Die Visegrad-Staaten:
Egal, ob derartige Lager auf europäischem Boden oder außerhalb der EU errichtet werden – will die EU nicht jede Glaubwürdigkeit verlieren, können die als Asylbewerber oder Schutzberechtigten anerkannten Menschen dort nicht auf Dauer bleiben. Wie aber werden sie auf die Mitgliedsstaaten verteilt? Überhaupt nicht, sagen Ungarn, Tschechien, die Slowakei und Polen. Sie beharren darauf, dass die geltenden Regeln (das Ersteinreiseland ist für das Asylverfahren zuständig) beibehalten werden. Außerdem wollen sie durch rigide Kontrollen Schutzsuchende abschrecken. Die Methode zeigt Wirkung, die Fluchtroute über den Westbalkan wird kaum noch genutzt.
Die Grenzstaaten:
Italien, Malta, Spanien und Griechenland haben alle dasselbe Ziel: Sie wollen Menschen in Seenot retten und mit dem Nötigsten versorgen.
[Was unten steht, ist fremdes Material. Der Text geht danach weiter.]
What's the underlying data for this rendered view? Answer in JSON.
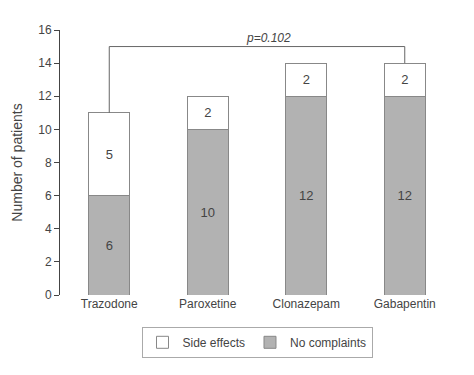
{
  "chart_data": {
    "type": "bar",
    "stacked": true,
    "categories": [
      "Trazodone",
      "Paroxetine",
      "Clonazepam",
      "Gabapentin"
    ],
    "series": [
      {
        "name": "No complaints",
        "color": "#b2b2b2",
        "values": [
          6,
          10,
          12,
          12
        ]
      },
      {
        "name": "Side effects",
        "color": "#ffffff",
        "values": [
          5,
          2,
          2,
          2
        ]
      }
    ],
    "ylabel": "Number of patients",
    "ylim": [
      0,
      16
    ],
    "yticks": [
      0,
      2,
      4,
      6,
      8,
      10,
      12,
      14,
      16
    ],
    "data_labels": true,
    "grid": false,
    "legend": "bottom",
    "annotations": [
      {
        "text": "p=0.102",
        "y": 15.0,
        "from": "Trazodone",
        "to": "Gabapentin"
      }
    ]
  }
}
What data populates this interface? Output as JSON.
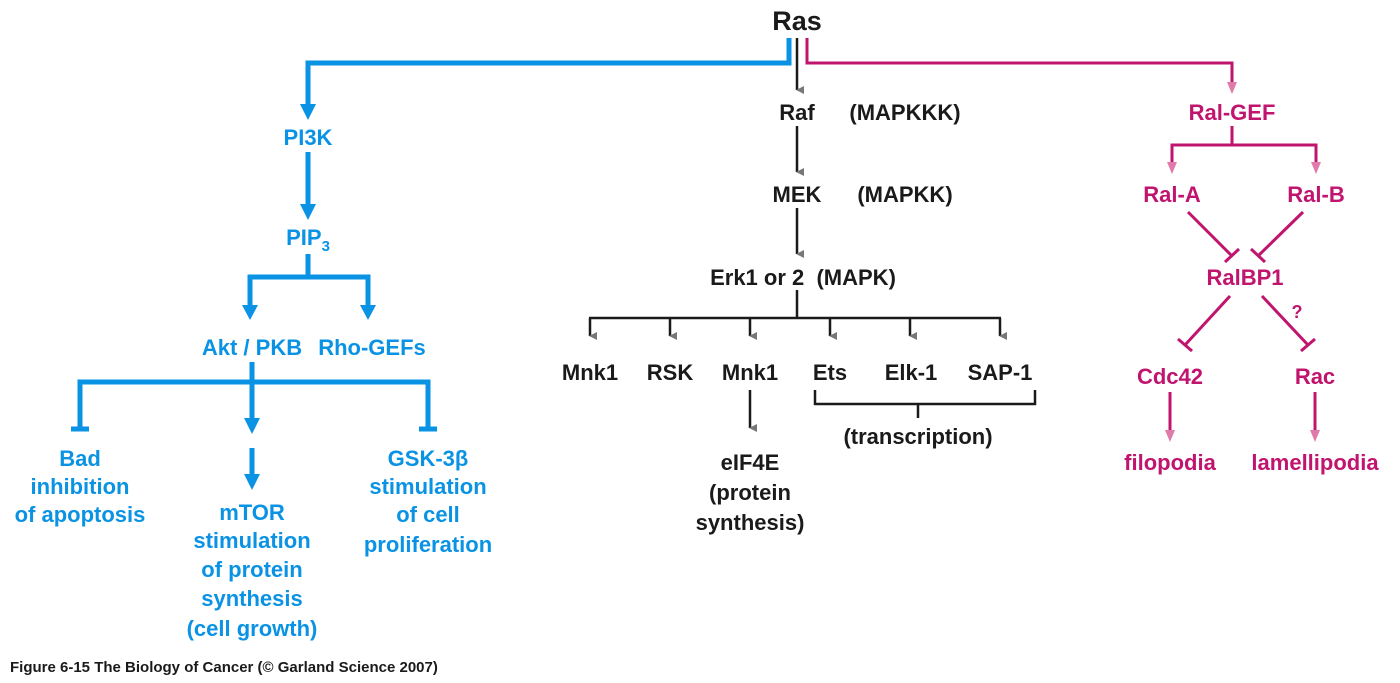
{
  "colors": {
    "ras_pi3k_branch": "#0a93e4",
    "map_kinase_branch": "#1a1a1a",
    "ral_branch": "#c0146e",
    "arrowhead_gray": "#777777",
    "arrowhead_pink": "#e07aa8"
  },
  "root": "Ras",
  "mapk": {
    "raf": "Raf",
    "raf_type": "(MAPKKK)",
    "mek": "MEK",
    "mek_type": "(MAPKK)",
    "erk": "Erk1 or 2  (MAPK)",
    "targets": [
      "Mnk1",
      "RSK",
      "Mnk1",
      "Ets",
      "Elk-1",
      "SAP-1"
    ],
    "eif4e": [
      "eIF4E",
      "(protein",
      "synthesis)"
    ],
    "transcription": "(transcription)"
  },
  "pi3k": {
    "pi3k": "PI3K",
    "pip": "PIP",
    "pip_sub": "3",
    "akt": "Akt / PKB",
    "rho": "Rho-GEFs",
    "bad": [
      "Bad",
      "inhibition",
      "of apoptosis"
    ],
    "mtor": [
      "mTOR",
      "stimulation",
      "of protein",
      "synthesis",
      "(cell growth)"
    ],
    "gsk": [
      "GSK-3β",
      "stimulation",
      "of cell",
      "proliferation"
    ]
  },
  "ral": {
    "ralgef": "Ral-GEF",
    "rala": "Ral-A",
    "ralb": "Ral-B",
    "ralbp1": "RalBP1",
    "question": "?",
    "cdc42": "Cdc42",
    "rac": "Rac",
    "filopodia": "filopodia",
    "lamellipodia": "lamellipodia"
  },
  "caption": "Figure 6-15  The Biology of Cancer (© Garland Science 2007)"
}
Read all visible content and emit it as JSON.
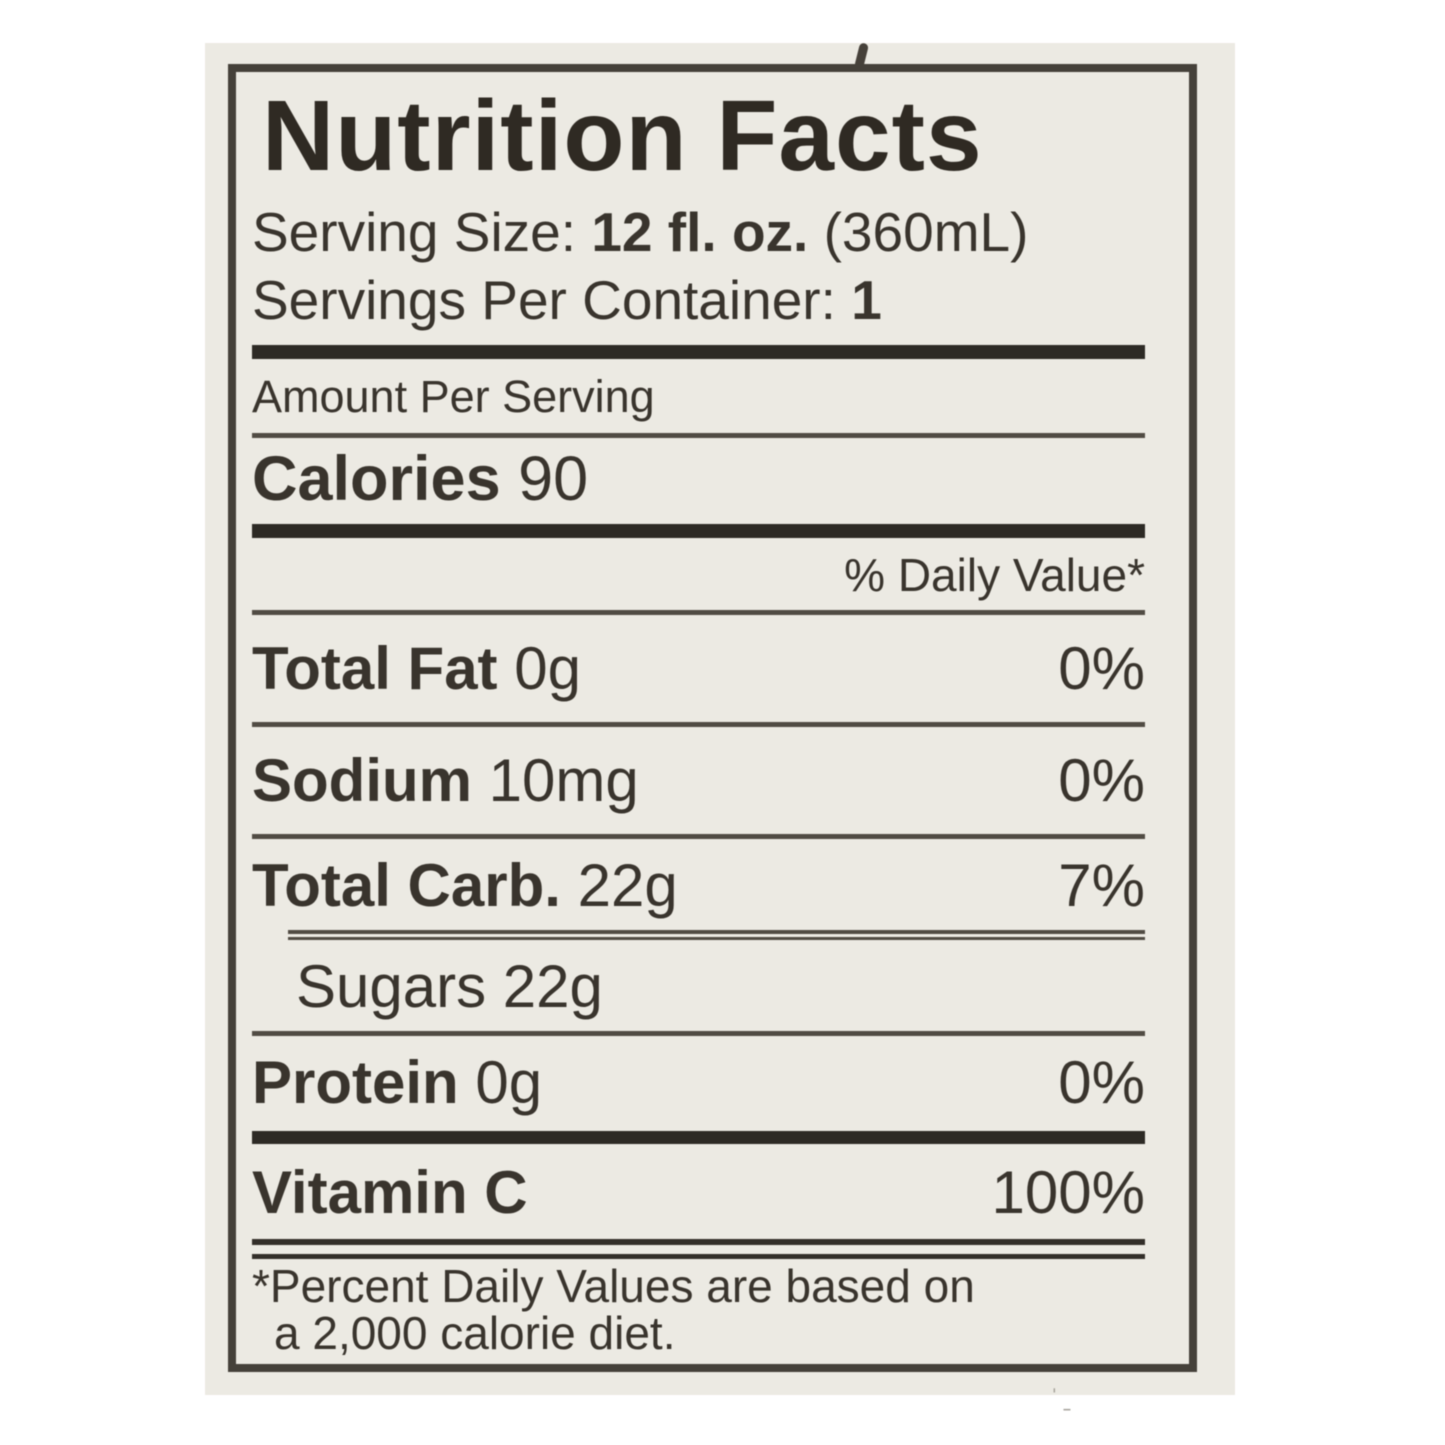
{
  "label": {
    "title": "Nutrition Facts",
    "serving_size": {
      "prefix": "Serving Size:",
      "amount": "12 fl. oz.",
      "metric": "(360mL)"
    },
    "servings_per_container": {
      "prefix": "Servings Per Container:",
      "value": "1"
    },
    "amount_per_serving": "Amount Per Serving",
    "calories": {
      "name": "Calories",
      "value": "90"
    },
    "daily_value_header": "% Daily Value*",
    "rows": [
      {
        "name": "Total Fat",
        "amount": "0g",
        "dv": "0%"
      },
      {
        "name": "Sodium",
        "amount": "10mg",
        "dv": "0%"
      },
      {
        "name": "Total Carb.",
        "amount": "22g",
        "dv": "7%"
      },
      {
        "name": "Sugars",
        "amount": "22g",
        "dv": ""
      },
      {
        "name": "Protein",
        "amount": "0g",
        "dv": "0%"
      }
    ],
    "vitamins": [
      {
        "name": "Vitamin C",
        "dv": "100%"
      }
    ],
    "footnote": {
      "line1": "*Percent Daily Values are based on",
      "line2": "a 2,000 calorie diet."
    },
    "colors": {
      "canvas_background": "#ffffff",
      "photo_background": "#eceae3",
      "text": "#39342d",
      "border": "#45413a",
      "thick_rule": "#2d2a25"
    }
  }
}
Sie wollen damit aber nicht automatisch für deren Asylverfahren und dauerhafte Unterbringung zuständig sein. Das sah in Italien bereits die abgewählte Regierung Paolo Gentiloni so. Nachfolger Giuseppe Conte vertritt dieselbe Position – nur eben, da von einem scharfmacherischen Innenminister getrieben, etwas konsequenter. Zum Minigipfel am vergangenen Sonntag brachte er einen Zehn-Punkte-Plan mit, in dem es heißt: „Wer in Italien landet, landet in Europa.“Alle vier Länder mit Seeaußengrenzen wollen die Dublinverordnung abschaffen und die Flüchtlinge künftig nach einem Schlüssel aus Bevölkerungszahl und Wohlstandsniveau auf die Mitgliedsstaaten verteilen.
Die EU-Kommission:
Aus Brüsseler Perspektive sind Alleingänge der Staaten falsch. Der Königsweg liegt aus ihrer Sicht darin, die Asylverfahren, -standards und -leistungen zu harmonisieren und so den Anreiz für Asylsuchende zu verringern, sich nach Deutschland oder Schweden durchzuschlagen. EUHaushaltskommissar Günther Oettinger merkte am Montag auf Fragen zum Streit zwischen CDU und CSU in dieser Frage an, dass Deutschland deutlich weniger attraktiv wäre, wenn es abgelehnte Asylbewerber konsequenter abschieben würde. Helfen würde aus seiner Sicht außerdem eine bessere Zahlungsmoral für die Türkeihilfen oder den Afrikafonds. Denn je schlechter die Bedingungen in den Lagern entlang der Fluchtrouten sind, desto mehr Menschen machen sich auf den Weg Richtung Norden.